Parte 3 :
La sala cambió de temperatura. Nadie alzó la voz al principio; precisamente por eso resultó más violento.
—¿Qué significa que no coincide? —preguntó el comprador.
La oficial se acomodó las gafas y habló con la frialdad entrenada de quien está acostumbrada a cortar conflictos con hechos.
—En la documentación previa se comunicó una señal de treinta mil euros. En el justificante aportado esta mañana figuran quince mil, procedentes además de una cuenta distinta de la indicada.
Lucía miró a Diego con una brusquedad que no parecía nueva, solo retrasada.
—Dijiste que estaba todo cuadrado.
—Lo estaba —murmuró él.
—No —intervino Carmen—. Nunca lo estuvo.
Beatriz pidió que constara por escrito la incidencia de titularidad y la suspensión de la firma. El comprador, ya sin rastro de cordialidad, exigió explicaciones. Su esposa, que hasta entonces había permanecido callada, fue directa:
—¿Nos ha hecho perder semanas sabiendo que no era el propietario?
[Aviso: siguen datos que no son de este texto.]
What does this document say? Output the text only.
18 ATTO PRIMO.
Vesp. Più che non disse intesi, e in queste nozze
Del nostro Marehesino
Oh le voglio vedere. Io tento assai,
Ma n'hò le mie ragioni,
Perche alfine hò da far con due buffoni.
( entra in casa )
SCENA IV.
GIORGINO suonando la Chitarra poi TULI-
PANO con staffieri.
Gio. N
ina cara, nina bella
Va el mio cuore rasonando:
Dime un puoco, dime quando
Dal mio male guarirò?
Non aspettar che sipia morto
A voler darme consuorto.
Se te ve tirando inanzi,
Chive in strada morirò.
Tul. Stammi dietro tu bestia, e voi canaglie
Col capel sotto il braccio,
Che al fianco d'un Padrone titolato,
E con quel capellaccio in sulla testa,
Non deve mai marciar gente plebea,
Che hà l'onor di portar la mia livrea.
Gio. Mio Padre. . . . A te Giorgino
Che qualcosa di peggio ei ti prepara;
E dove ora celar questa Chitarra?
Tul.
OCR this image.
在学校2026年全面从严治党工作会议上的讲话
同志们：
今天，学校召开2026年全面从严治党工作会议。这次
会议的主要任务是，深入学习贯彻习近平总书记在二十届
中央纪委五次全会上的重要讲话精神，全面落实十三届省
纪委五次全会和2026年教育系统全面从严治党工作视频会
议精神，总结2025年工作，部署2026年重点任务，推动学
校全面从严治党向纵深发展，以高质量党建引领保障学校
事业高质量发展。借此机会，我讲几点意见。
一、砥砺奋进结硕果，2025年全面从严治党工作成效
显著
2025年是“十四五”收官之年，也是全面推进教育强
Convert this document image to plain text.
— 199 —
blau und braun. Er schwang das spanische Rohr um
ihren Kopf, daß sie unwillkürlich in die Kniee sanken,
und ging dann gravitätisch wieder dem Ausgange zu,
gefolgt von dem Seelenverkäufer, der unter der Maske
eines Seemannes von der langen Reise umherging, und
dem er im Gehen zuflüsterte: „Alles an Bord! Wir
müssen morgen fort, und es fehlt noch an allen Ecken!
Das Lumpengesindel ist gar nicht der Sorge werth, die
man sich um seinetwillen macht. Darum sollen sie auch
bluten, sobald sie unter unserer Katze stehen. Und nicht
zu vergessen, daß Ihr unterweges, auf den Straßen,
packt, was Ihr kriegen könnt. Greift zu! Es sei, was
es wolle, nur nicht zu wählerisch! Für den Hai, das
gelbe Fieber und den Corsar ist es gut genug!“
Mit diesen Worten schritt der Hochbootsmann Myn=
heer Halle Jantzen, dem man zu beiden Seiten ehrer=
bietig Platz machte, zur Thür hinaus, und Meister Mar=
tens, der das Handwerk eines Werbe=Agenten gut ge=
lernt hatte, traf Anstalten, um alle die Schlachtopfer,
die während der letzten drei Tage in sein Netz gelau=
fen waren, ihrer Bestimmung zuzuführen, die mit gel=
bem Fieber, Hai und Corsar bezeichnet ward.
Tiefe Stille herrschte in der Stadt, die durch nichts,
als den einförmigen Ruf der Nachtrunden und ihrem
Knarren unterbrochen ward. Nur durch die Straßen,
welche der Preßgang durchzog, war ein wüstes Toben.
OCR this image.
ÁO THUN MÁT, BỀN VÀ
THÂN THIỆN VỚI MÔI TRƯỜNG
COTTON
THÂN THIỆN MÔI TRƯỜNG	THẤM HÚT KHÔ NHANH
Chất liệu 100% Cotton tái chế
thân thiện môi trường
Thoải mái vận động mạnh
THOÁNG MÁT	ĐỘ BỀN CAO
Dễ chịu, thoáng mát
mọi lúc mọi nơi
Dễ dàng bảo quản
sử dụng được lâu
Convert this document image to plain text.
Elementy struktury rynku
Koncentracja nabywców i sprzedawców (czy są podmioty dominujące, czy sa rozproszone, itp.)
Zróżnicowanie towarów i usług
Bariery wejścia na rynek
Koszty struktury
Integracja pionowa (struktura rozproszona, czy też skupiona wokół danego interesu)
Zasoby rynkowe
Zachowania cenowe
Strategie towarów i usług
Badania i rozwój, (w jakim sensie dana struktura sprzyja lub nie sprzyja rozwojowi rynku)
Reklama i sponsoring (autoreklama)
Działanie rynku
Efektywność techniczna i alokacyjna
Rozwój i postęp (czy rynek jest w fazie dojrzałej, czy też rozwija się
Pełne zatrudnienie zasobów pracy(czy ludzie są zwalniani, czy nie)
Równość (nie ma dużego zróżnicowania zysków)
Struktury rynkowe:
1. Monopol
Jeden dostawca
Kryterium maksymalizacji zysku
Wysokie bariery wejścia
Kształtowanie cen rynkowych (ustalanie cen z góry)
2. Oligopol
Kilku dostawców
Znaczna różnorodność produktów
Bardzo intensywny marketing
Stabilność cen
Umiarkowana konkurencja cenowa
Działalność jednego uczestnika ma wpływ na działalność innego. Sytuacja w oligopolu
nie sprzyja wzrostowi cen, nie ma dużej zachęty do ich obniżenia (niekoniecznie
Diego intentó recomponerse. Dijo que había habido una confusión registral, que su madre estaba mayor y cambiaba de idea, que la donación a Valeria era “solo una fórmula familiar”. Pronunció esa última frase con un cansancio agrio, como si las normas fueran una molestia personal.
Carmen lo miró largo rato antes de responder.
—No metas a mi edad ni a mi nieta en esto. Sabías que ese departamento llevaba meses fuera de tu alcance. Por eso buscaste el poder antiguo. Por eso no me avisaste. Y por eso pensabas marcharte deprisa.
La palabra deprisa cayó con peso propio. El comprador entendió algo más en ese instante. Sacó el móvil, llamó a alguien y se apartó unos metros. Al volver, su tono era helado.
—Mi abogado presentará reclamación por daños y por retención indebida de la señal si no se devuelve hoy.
Lucía perdió el color.
—Diego… ¿dónde está ese dinero?
Él tardó demasiado en contestar.
—Lo usé.
—¿En qué?
—En pagar deudas. Y los billetes. Y la reserva del piso en Lisboa.
La bofetada no llegó, pero estuvo en la mirada de Lucía. Se quitó las gafas oscuras y, por primera vez, Carmen vio a una mujer no cómplice, sino humillada. No la absolvió por ello; llevaba meses participando en los silencios. Pero comprendió que no todos los planes compartidos sobreviven al primer papel verdadero.